According to Donner: “The whole point of the game [is] to prevent an artistic performance.” The former world champion Garry Kasparov makes the same point. “The highest art of the chess player,” he says, “lies in not allowing your opponent to show you what he can do.” Always the other player is there trying to wreck your masterpiece. Chess, Donner insists, is a struggle, a fight to the death. “When one of the two players has imposed his will on the other and can at last begin to be freely creative, the game is over. That is the moment when, among masters, the opponent resigns. That is why chess is not art. No, chess cannot be compared with anything. Many things can be compared with chess, but chess is only chess.”
That is Stephen Moss at The Guardian. Along related lines, I very much enjoyed Daniel Gormally’s Insanity, Passion, and Addiction: A Year Inside the Chess World. It’s one of my favorite books of the year so far, but it’s so miserable I can’t recommend it to anyone. It’s a book about chess, and it doesn’t even focus on the great players. It’s about the players who are good enough to make a living — ever so barely — but not do any better. It serves up sentences such as:
Surely the money in chess is so bad that this can’t be all you do for a living? But in fact in my experience, the majority of chess players rated over 2400 tend to just do chess. If not playing, then something related to it, like coaching or DVDs. That’s because we’re lazy, so making the monumental effort of a complete change in career is just too frightening a prospect. So we stick with chess, even though the pay tends to be lousy, because most of our friends and contacts are chess players. Our life is chess. As a rough estimate, I would say there are as many 2600 players making less than £20,000 a year.
Stability. I had this conversation with German number one Arkadij Naidisch at a blitz tournament in Scotland about a year ago. (there I go, name-dropping again.) He suggested that a lot of people don’t achieve their goals because they just aren’t stable enough.
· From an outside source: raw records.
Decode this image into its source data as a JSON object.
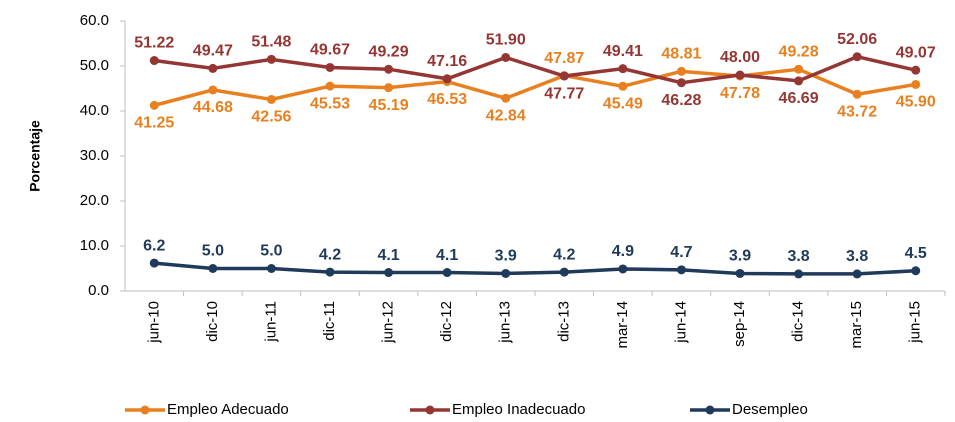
{
  "chart_data": {
    "type": "line",
    "y_label": "Porcentaje",
    "categories": [
      "jun-10",
      "dic-10",
      "jun-11",
      "dic-11",
      "jun-12",
      "dic-12",
      "jun-13",
      "dic-13",
      "mar-14",
      "jun-14",
      "sep-14",
      "dic-14",
      "mar-15",
      "jun-15"
    ],
    "series": [
      {
        "name": "Empleo Adecuado",
        "color": "#e8801f",
        "values": [
          41.25,
          44.68,
          42.56,
          45.53,
          45.19,
          46.53,
          42.84,
          47.87,
          45.49,
          48.81,
          47.78,
          49.28,
          43.72,
          45.9
        ],
        "value_labels": [
          "41.25",
          "44.68",
          "42.56",
          "45.53",
          "45.19",
          "46.53",
          "42.84",
          "47.87",
          "45.49",
          "48.81",
          "47.78",
          "49.28",
          "43.72",
          "45.90"
        ]
      },
      {
        "name": "Empleo Inadecuado",
        "color": "#943634",
        "values": [
          51.22,
          49.47,
          51.48,
          49.67,
          49.29,
          47.16,
          51.9,
          47.77,
          49.41,
          46.28,
          48.0,
          46.69,
          52.06,
          49.07
        ],
        "value_labels": [
          "51.22",
          "49.47",
          "51.48",
          "49.67",
          "49.29",
          "47.16",
          "51.90",
          "47.77",
          "49.41",
          "46.28",
          "48.00",
          "46.69",
          "52.06",
          "49.07"
        ]
      },
      {
        "name": "Desempleo",
        "color": "#1f3a5a",
        "values": [
          6.2,
          5.0,
          5.0,
          4.2,
          4.1,
          4.1,
          3.9,
          4.2,
          4.9,
          4.7,
          3.9,
          3.8,
          3.8,
          4.5
        ],
        "value_labels": [
          "6.2",
          "5.0",
          "5.0",
          "4.2",
          "4.1",
          "4.1",
          "3.9",
          "4.2",
          "4.9",
          "4.7",
          "3.9",
          "3.8",
          "3.8",
          "4.5"
        ]
      }
    ],
    "ylim": [
      0,
      60
    ],
    "yticks": [
      {
        "value": 0,
        "label": "0.0"
      },
      {
        "value": 10,
        "label": "10.0"
      },
      {
        "value": 20,
        "label": "20.0"
      },
      {
        "value": 30,
        "label": "30.0"
      },
      {
        "value": 40,
        "label": "40.0"
      },
      {
        "value": 50,
        "label": "50.0"
      },
      {
        "value": 60,
        "label": "60.0"
      }
    ],
    "legend": "bottom"
  }
}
They’ll have a fantastic result somewhere, but then that’ll be let down by a terrible tournament somewhere else.
…The problem is it’s hard to break out of the habits of a lifetime. Many times at home I’ve said to myself while sitting around depressed about my future and where my chess is going, “tomorrow will be different. I’ll get up and study six-eight hours studying chess.” But it never happens.
Overall biography and autobiography are far too specialized in the lives of the famous and successful.